For starters, forty-seven laws requiring that consumers be alerted when their data is compromised already exist, and most have been on the books for 10 years. As the AG letter points out, states have been able to amend their laws quickly to address the “challenges presented by a data-driven economy.” Given the often divisive nature of the federal legislative process, it seems less likely that federal legislation could be as rapidly changed to address current developments.
Second, since 2005, nearly 5,000 data breaches have compromised an estimated 816 million consumer records. As of April 7, 2015, 2,583 data breaches had been reported to the North Carolina Attorney General’s office alone. It seems like it would be a tough task for any federal agency to address a similar incidence of breaches on a national scale.
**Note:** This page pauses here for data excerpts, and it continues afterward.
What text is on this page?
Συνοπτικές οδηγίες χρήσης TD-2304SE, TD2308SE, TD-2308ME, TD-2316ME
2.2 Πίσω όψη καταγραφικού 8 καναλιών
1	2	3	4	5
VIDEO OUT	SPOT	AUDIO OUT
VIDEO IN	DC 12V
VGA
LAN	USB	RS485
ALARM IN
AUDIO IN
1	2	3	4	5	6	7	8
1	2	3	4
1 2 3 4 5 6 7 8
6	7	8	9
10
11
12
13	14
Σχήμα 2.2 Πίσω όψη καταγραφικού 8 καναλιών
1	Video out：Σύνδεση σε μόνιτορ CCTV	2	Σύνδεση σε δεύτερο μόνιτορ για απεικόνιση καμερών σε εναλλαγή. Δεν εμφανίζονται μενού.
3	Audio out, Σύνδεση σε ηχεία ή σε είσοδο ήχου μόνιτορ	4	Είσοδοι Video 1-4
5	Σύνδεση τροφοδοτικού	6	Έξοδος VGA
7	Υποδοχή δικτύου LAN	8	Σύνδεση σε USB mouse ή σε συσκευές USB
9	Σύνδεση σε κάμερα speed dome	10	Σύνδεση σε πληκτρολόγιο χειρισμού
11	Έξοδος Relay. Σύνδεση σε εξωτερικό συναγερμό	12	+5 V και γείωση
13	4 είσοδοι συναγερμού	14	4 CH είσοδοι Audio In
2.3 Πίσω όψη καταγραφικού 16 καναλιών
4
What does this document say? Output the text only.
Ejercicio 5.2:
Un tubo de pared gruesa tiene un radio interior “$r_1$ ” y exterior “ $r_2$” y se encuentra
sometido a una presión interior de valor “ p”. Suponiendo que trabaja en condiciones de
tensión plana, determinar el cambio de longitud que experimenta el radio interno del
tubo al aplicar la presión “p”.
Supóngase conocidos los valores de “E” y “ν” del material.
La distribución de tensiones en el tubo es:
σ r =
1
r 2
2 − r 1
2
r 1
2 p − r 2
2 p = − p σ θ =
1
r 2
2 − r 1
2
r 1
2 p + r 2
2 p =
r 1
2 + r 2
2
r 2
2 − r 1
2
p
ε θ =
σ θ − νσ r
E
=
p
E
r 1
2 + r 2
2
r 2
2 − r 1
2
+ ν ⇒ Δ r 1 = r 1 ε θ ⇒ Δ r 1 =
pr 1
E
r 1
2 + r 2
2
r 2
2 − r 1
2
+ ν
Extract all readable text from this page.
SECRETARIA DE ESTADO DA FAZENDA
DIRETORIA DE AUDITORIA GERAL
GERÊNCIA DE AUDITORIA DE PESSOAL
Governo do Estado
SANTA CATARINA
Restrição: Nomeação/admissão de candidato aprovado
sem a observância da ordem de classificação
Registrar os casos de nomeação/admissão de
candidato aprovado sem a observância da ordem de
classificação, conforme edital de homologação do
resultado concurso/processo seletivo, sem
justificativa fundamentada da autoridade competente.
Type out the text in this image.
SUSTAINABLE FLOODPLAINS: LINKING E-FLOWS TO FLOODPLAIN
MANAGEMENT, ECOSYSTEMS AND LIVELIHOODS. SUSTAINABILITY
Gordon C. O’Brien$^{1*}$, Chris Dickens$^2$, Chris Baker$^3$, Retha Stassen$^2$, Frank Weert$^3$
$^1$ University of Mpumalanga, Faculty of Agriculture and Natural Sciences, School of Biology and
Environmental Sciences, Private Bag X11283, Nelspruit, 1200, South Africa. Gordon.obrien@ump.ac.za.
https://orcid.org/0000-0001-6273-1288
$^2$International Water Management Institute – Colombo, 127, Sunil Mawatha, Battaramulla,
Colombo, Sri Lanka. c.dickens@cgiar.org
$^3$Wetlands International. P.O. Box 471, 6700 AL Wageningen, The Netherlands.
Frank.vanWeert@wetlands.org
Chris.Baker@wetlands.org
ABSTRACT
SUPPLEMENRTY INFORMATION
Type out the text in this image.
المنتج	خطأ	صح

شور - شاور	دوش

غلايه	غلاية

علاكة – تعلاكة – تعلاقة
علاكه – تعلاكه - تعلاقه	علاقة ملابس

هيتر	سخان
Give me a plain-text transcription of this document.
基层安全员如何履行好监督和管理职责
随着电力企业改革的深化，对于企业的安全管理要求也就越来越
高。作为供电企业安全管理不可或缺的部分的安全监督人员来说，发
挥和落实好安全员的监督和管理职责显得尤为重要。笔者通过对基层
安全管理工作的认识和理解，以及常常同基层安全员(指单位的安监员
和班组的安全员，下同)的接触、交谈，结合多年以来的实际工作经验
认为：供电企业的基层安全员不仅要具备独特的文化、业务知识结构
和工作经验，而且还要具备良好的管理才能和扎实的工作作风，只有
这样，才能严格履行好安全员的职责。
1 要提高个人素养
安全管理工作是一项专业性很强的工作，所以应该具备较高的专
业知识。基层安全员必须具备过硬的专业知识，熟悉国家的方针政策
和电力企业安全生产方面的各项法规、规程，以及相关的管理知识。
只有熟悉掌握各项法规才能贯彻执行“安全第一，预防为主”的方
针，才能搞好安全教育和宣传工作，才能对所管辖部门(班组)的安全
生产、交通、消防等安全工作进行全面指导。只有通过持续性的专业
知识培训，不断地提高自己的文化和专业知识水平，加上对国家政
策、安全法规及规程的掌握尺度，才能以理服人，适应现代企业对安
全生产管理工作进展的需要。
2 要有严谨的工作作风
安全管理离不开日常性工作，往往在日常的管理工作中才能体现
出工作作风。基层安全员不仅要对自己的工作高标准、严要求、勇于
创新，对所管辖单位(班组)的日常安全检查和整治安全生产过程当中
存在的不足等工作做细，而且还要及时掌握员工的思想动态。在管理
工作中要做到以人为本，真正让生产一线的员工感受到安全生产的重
Third, large scale, nationwide breaches are a different animal than smaller, regional data breaches, and much more rare. As the AG letter points out, smaller breaches with “a large impact in a particular state or region” could be deemed “too small to be a federal priority” and be overlooked.
Finally, much of the congressional action in regard to data security reveals a bent toward trying to address threats arising from malicious insiders and third-party hacks. But experts agree that most data and security breach incidents result from human negligence and system malfunctions or errors.
With a number of bills under consideration in Congress, it remains to be seen how the debate about federal preemption will be decided. However, opposition from states has, for 10 years, carried the day. At this point, a uniform federal data breach notification law looks no more likely than in past years.